Hoje terminamos nossa semana com um excerto de uma tragédia grega - Édipo rei - em que a temática sobre a visão foi abordada na semana anterior. Nesta passagem, temos a fala do arauto quando Édipo, depois de saber que cometera o crime de matar o pai e casar-se com a mãe, fura os próprios olhos; ele que, no entanto, achava-se sábio e irritara-se com Tirésias, um vidente cego, no início da tragédia.
Édipo rei
Arauto: Por suas próprias mãos... O horror do quadro,
a vós, que não o vistes, será poupado;
mas eu, que o vi, dele não posso esquecer!

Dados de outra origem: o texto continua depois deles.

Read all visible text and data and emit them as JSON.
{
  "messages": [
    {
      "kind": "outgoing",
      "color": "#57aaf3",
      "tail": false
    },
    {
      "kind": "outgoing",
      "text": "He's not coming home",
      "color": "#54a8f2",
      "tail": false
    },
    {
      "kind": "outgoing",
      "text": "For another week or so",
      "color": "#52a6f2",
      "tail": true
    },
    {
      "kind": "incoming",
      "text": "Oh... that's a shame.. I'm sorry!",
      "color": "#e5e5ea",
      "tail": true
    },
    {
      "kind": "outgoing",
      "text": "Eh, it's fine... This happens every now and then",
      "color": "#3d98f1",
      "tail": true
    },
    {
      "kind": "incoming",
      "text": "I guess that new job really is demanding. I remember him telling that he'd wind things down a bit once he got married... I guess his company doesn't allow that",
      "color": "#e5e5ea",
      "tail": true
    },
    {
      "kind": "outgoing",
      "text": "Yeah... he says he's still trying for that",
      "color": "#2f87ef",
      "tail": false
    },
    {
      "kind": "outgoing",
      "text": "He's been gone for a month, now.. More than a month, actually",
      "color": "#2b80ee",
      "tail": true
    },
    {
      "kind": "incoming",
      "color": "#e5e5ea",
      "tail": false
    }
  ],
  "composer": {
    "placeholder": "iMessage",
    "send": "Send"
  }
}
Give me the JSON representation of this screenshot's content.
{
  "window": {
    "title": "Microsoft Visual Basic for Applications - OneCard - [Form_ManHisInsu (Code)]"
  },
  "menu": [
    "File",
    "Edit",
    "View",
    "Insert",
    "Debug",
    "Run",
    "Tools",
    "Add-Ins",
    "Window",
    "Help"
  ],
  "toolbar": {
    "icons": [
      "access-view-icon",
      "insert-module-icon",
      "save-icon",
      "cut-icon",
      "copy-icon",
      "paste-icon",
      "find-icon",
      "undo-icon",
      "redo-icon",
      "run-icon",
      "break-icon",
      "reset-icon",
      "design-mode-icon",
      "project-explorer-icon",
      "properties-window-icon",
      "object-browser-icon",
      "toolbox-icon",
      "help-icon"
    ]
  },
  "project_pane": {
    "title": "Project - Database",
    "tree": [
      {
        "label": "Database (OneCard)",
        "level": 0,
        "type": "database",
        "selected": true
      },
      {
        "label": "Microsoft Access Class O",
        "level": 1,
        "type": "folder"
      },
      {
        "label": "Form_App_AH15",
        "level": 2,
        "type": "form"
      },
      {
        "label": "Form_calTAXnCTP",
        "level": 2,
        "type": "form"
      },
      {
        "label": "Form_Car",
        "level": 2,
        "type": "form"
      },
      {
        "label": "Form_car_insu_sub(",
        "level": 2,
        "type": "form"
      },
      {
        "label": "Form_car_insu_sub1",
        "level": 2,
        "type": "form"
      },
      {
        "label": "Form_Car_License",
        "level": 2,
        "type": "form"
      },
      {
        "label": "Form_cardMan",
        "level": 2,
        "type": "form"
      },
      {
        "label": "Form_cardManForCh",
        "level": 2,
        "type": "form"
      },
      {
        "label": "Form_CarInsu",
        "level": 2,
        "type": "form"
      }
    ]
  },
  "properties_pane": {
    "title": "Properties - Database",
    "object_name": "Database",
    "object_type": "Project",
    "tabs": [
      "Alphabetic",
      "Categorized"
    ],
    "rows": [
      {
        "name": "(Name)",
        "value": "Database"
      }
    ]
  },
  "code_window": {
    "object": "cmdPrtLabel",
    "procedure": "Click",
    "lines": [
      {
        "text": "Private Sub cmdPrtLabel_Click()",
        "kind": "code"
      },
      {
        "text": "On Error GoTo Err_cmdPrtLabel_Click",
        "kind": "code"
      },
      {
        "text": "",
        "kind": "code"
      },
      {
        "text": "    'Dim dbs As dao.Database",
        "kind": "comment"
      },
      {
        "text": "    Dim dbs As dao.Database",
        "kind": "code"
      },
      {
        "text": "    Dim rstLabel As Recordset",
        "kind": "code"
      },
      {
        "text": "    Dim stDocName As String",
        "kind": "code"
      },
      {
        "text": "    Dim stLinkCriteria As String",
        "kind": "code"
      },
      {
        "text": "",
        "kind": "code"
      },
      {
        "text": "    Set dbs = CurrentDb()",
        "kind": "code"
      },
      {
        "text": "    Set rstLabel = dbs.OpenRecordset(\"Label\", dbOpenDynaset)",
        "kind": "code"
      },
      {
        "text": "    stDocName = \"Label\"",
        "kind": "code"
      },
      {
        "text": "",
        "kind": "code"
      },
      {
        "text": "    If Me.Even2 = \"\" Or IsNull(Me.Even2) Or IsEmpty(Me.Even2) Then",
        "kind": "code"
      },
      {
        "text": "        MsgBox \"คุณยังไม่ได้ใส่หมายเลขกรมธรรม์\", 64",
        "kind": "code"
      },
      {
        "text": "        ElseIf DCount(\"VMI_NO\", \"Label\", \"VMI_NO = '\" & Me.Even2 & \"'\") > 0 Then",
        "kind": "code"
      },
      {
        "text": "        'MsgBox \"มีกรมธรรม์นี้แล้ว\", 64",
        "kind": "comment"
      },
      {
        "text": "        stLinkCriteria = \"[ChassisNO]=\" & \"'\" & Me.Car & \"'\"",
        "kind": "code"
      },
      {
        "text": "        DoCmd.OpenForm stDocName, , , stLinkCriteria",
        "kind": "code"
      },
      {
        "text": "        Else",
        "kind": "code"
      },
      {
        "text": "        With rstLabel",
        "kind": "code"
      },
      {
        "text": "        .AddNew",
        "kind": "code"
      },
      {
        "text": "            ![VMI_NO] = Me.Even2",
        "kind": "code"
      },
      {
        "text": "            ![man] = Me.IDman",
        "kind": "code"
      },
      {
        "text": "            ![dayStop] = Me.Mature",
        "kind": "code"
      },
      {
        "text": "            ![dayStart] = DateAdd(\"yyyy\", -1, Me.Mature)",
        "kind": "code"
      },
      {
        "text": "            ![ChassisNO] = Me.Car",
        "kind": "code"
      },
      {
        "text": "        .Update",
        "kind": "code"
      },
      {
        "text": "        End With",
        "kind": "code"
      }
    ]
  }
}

Desesperada ela entrou no vestíbulo
e correu para a alcova nupcial,
as duas mãos arrancando os cabelos;
bateu a porta atrás de si, com força.
Gritava - "Laios!" - chamando o marido
há tanto tempo morto, mas pensando
no filho que matou o próprio pai
e que da mãe teve monstruosamente
uma prole de infelizes...
Gemia contra o leito nupcial
onde, coitada, havia concebido
filhos do filho e era mãe do marido.
Como afinal morreu, não sei dizer:
entrou Édipo aos gritos, e vós, vendo-o
ir de um lado para outro, não chegamos
a observar a rainha até o fim.
Ele pedia uma espada e bradava:
- "Onde está minha esposa, que não é
esposa alguma, é um útero danado
que me pariu e pariu filhos meus?"
- Nessa alucinação, algum poder
(humano não, não foi nenhum de nós)
guiou-lhe os passos: num gemido horrível,
como se algo o empurrasse, atirou-se
contra as portas, rompendo as dobradiças,
e num relance entrou, e deparou
com a mulher enforcada,
um laço corrediço no pescoço...
Ao vê-la, num gemido sufocado
desamarrou a corda, e, quando o corpo
desmoronou no chão, o que se viu
foi mais um espetáculo de horror:
ele arrancou os alfinetes de ouro
da roupa da rainha, levantou-os
e os enterrou nos olhos, imprecando:
"Olhos meus, não vereis mais esta culpa
e esta vergonha, nunca mais vereis
quem não deveríeis ter visto nunca,
e para todo o sempre só vereis
as trevas!"
(...)
(Sófocles. Édipo rei. Tradução Geir Campos. São Paulo: Abril Cultural, 1980. p. 128-9)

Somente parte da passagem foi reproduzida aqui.